OpenChatKit uses some moderation, as seen here. Image Credits: OpenChatKit

However, moderation is an optional feature of the OpenChatKit – developers are not required to use it. While one of the models is designed “specifically as a crash barrier” for the other, larger model — the one powering the demo — no filtering is applied to the larger model by default, Prakash said.

That’s different from the top-down approach favored by OpenAI, Anthropic, and others, which involves a combination of human and automated API-level moderation and filtering. Prakash argues that this opacity behind closed doors could be more damaging in the long run than the lack of a mandatory filter in OpenChatKit.

“Like many dual-use technologies, AI can certainly be used in malicious contexts. This applies to open AI or closed systems commercially available through APIs,” Prakash said. We believe that a world in which the power of large generative AI models is solely in the hands of a handful of large technology companies, unable to control, inspect or understand, poses a greater risk entails.”

To underscore Prakash’s point about open development, OpenChatKit includes a second training dataset called OIG Moderation, which aims to address a range of chatbot moderation challenges, including bots that take on overly aggressive or depressive tones. (See: Bing Chat.) It was used to train the smaller of the two models in OpenChatKit, and Prakash says OIG moderation can be applied to create other models that detect and filter out problematic text if developers choose.

“We care deeply about AI security, but we believe security through obscurity is a bad approach in the long run. An open, transparent attitude is widely accepted as the default attitude in the world of computer security and cryptography, and we believe transparency will be critical if we are to build secure AI,” said Prakash. “Wikipedia is a great testament to how an open community can be a great solution to challenging moderation tasks at scale.”

I’m not so sure. For starters, Wikipedia isn’t exactly the gold standard — the site’s moderation process is famously opaque and territorial.

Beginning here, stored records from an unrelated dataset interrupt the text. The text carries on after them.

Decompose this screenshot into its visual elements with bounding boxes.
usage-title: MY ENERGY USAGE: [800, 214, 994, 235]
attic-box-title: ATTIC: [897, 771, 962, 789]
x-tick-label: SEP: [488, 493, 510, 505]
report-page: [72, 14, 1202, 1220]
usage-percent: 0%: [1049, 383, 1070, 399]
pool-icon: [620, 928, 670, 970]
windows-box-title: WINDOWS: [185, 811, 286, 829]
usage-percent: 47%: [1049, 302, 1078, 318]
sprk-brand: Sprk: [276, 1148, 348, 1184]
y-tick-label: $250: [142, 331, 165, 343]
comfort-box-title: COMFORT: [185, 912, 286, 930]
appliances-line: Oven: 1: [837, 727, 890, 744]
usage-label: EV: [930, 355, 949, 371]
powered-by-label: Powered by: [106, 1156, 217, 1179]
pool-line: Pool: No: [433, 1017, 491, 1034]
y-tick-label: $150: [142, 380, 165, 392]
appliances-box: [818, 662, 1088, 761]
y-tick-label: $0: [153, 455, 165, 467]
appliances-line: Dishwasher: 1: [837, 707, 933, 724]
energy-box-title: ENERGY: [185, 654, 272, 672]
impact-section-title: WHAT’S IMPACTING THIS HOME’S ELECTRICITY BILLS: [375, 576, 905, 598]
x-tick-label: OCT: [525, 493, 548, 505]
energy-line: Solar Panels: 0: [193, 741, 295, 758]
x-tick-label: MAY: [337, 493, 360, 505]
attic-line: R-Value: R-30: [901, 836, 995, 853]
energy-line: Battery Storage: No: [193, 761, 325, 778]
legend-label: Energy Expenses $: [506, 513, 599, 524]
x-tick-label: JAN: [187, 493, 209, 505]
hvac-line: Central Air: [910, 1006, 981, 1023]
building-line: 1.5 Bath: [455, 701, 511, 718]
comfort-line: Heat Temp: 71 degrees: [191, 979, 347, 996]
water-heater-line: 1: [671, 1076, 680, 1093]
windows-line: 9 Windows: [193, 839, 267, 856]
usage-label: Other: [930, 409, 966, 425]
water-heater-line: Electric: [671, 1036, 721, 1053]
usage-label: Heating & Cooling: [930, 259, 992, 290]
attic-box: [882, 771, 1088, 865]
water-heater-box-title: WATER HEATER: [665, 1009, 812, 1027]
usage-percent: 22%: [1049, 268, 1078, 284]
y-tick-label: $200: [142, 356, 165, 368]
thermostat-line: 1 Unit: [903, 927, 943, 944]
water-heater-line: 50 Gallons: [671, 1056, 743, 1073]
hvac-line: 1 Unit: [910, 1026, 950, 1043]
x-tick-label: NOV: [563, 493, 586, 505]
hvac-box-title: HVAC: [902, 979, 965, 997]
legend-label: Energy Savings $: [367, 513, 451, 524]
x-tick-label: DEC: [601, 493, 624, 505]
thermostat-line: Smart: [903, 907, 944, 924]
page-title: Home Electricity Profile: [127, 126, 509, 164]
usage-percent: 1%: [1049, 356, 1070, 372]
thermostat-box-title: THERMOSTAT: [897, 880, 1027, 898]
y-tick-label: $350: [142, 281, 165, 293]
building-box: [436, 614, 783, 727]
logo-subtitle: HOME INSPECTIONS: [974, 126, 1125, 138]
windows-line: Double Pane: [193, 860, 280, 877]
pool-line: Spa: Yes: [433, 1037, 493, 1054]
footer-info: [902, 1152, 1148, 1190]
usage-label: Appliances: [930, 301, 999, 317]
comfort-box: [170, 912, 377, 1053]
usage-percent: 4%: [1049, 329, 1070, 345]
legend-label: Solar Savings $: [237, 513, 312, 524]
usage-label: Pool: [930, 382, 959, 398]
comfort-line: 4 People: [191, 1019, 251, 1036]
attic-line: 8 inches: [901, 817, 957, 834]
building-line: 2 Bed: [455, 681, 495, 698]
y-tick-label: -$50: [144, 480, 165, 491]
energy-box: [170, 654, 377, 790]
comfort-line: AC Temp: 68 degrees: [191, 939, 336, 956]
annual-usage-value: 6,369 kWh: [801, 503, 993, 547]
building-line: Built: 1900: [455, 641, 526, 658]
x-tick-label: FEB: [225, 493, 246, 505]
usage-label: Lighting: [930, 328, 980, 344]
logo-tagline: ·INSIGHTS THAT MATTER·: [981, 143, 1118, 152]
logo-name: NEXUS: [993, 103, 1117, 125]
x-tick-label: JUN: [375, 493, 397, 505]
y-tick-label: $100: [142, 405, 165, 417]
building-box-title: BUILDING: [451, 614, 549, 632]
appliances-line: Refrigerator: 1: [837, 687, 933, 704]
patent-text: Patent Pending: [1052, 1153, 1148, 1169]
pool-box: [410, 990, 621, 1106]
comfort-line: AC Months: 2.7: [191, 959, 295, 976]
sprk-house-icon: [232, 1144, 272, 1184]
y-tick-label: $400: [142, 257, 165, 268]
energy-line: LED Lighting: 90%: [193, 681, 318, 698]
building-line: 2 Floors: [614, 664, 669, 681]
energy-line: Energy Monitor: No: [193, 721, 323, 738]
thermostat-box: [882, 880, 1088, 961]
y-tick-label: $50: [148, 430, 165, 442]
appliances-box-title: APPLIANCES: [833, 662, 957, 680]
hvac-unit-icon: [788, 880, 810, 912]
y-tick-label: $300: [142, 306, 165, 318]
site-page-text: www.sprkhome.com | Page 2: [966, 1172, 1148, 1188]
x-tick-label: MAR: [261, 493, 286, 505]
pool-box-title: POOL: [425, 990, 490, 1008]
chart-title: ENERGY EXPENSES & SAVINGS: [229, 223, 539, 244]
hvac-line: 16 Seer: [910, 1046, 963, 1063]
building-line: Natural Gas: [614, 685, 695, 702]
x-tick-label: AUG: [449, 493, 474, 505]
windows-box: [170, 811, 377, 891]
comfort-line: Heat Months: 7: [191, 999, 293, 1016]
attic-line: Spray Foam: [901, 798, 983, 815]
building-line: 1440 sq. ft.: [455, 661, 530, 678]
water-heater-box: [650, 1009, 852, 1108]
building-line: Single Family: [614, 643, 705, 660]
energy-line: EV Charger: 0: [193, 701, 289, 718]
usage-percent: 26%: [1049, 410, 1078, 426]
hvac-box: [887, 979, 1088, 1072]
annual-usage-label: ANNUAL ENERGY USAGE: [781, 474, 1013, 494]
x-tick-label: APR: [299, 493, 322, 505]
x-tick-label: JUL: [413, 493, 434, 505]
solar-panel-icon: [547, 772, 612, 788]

Then there’s the fact that open source systems are often (and quickly) abused. Taking the image-generating AI system Stable Diffusion as an example, within days of its release, communities like 4chan were using the model — which also includes optional moderation tools — to create non-consensual pornographic deepfakes of famous actors.

The OpenChatKit license prohibits explicit uses such as generating misinformation, promoting hate speech, spamming, and cyberbullying or harassment. But there’s nothing to stop adversaries from ignoring both these terms and moderation tools.

Ahead of the worst, some researchers have started sounding the alarm about open-access chatbots.

NewsGuard, a company that tracks online disinformation, found in a recent study that newer chatbots, particularly ChatGPT, can be tricked into writing content highlighting harmful health claims about vaccines, mimicking propaganda and disinformation from China and Russia, and tone of partisan news broadcasts is repeated . According to the study, ChatGPT complied with the request to write answers based on incorrect and misleading ideas in about 80% of the cases.

In response to NewsGuard’s findings, OpenAI has improved ChatGPT’s backend content filters. Of course, that wouldn’t be possible with a system like OpenChatKit, which places the responsibility of keeping models up to date on developers.

Prakash stands by his argument.

“Many applications require customization and specialization, and we believe an open-source approach will better support a healthy diversity of approaches and applications,” he said. “The open models are getting better, and we expect a strong increase in adoption.”